Question

A particle is executing shm about y=0 along y axis. its position at an instant is given by y= 5(sin3*3.14*t + cos 3*3.14t) . the amplitude of oscillation is

Answer 1

equation of particle in SHM : y = 5( sin3*3.14t + cos3*3.14t)
in general form we can again write it y = 5sin3πt + 5cos3πt [ π ≈ 3.14 ]

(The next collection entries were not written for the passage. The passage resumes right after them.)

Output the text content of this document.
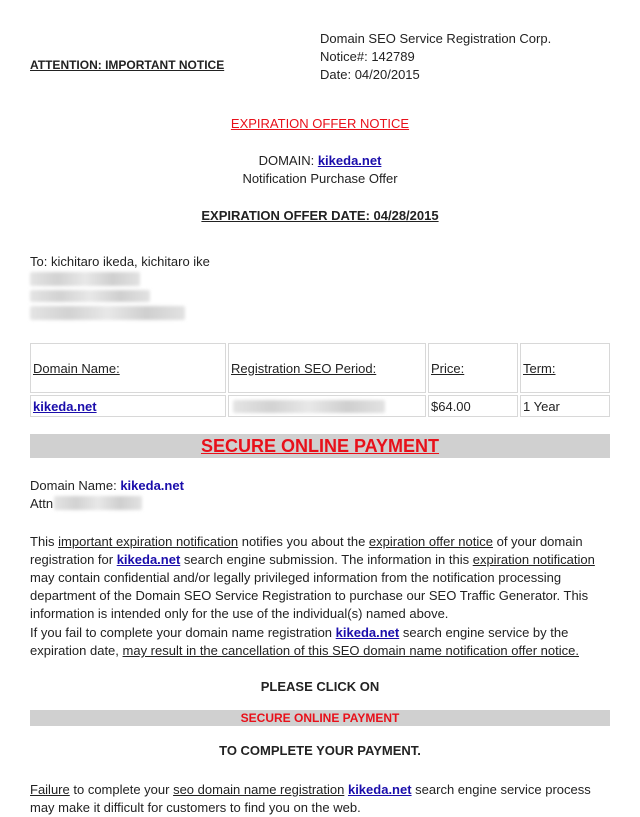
ATTENTION: IMPORTANT NOTICE
Domain SEO Service Registration Corp.
Notice#: 142789
Date: 04/20/2015
EXPIRATION OFFER NOTICE
DOMAIN: kikeda.net
Notification Purchase Offer
EXPIRATION OFFER DATE: 04/28/2015
To: kichitaro ikeda, kichitaro ike
Domain Name:	Registration SEO Period:	Price:	Term:
kikeda.net		$64.00	1 Year
SECURE ONLINE PAYMENT
Domain Name: kikeda.net
Attn
This important expiration notification notifies you about the expiration offer notice of your domain registration for kikeda.net search engine submission. The information in this expiration notification may contain confidential and/or legally privileged information from the notification processing department of the Domain SEO Service Registration to purchase our SEO Traffic Generator. This information is intended only for the use of the individual(s) named above.
If you fail to complete your domain name registration kikeda.net search engine service by the expiration date, may result in the cancellation of this SEO domain name notification offer notice.
PLEASE CLICK ON
SECURE ONLINE PAYMENT
TO COMPLETE YOUR PAYMENT.
Failure to complete your seo domain name registration kikeda.net search engine service process may make it difficult for customers to find you on the web.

Now, we should use mathematical concept .
If f(x) =a sinx +b cosx ,
= $\bold{\sqrt{a^2+b^2}[\frac{a}{\sqrt{a^2+b^2}}sinx+\frac{b}{\sqrt{a^2+b^2}}cosx]}$
Let $\bold{\frac{a}{\sqrt{a^2+b^2}}=cos{\alpha}}\\\\\bold{\frac{b}{\sqrt{a^2+b^2}}=sin{\alpha}}$
then, f(x) = $\bold{\sqrt{a^2+b^2}sin(x+\alpha)}}$

Use this application here,
Then, y = 5sin3πt + 5cos3πt
y = $\bold{\sqrt{5^2+5^2}sin(3\pi t + \alpha)}}$
= 5√2sin(3πt + α)
here α = tan⁻¹ (5/5) = π/4

Now, compare this equation to standard equation of SHM
y = Asin(ωt + kx)
we get A = 5√2

Hence, amplitude of oscillation = 5√2 unit

Answer 2

5(sin3πt+cos3πt)

simply open the bracket

5sin3πt+5cos3πt

since phase difference between sin and cos is 90°

by using vector concept

A=√5^2+5^2

A=√50 or 5√2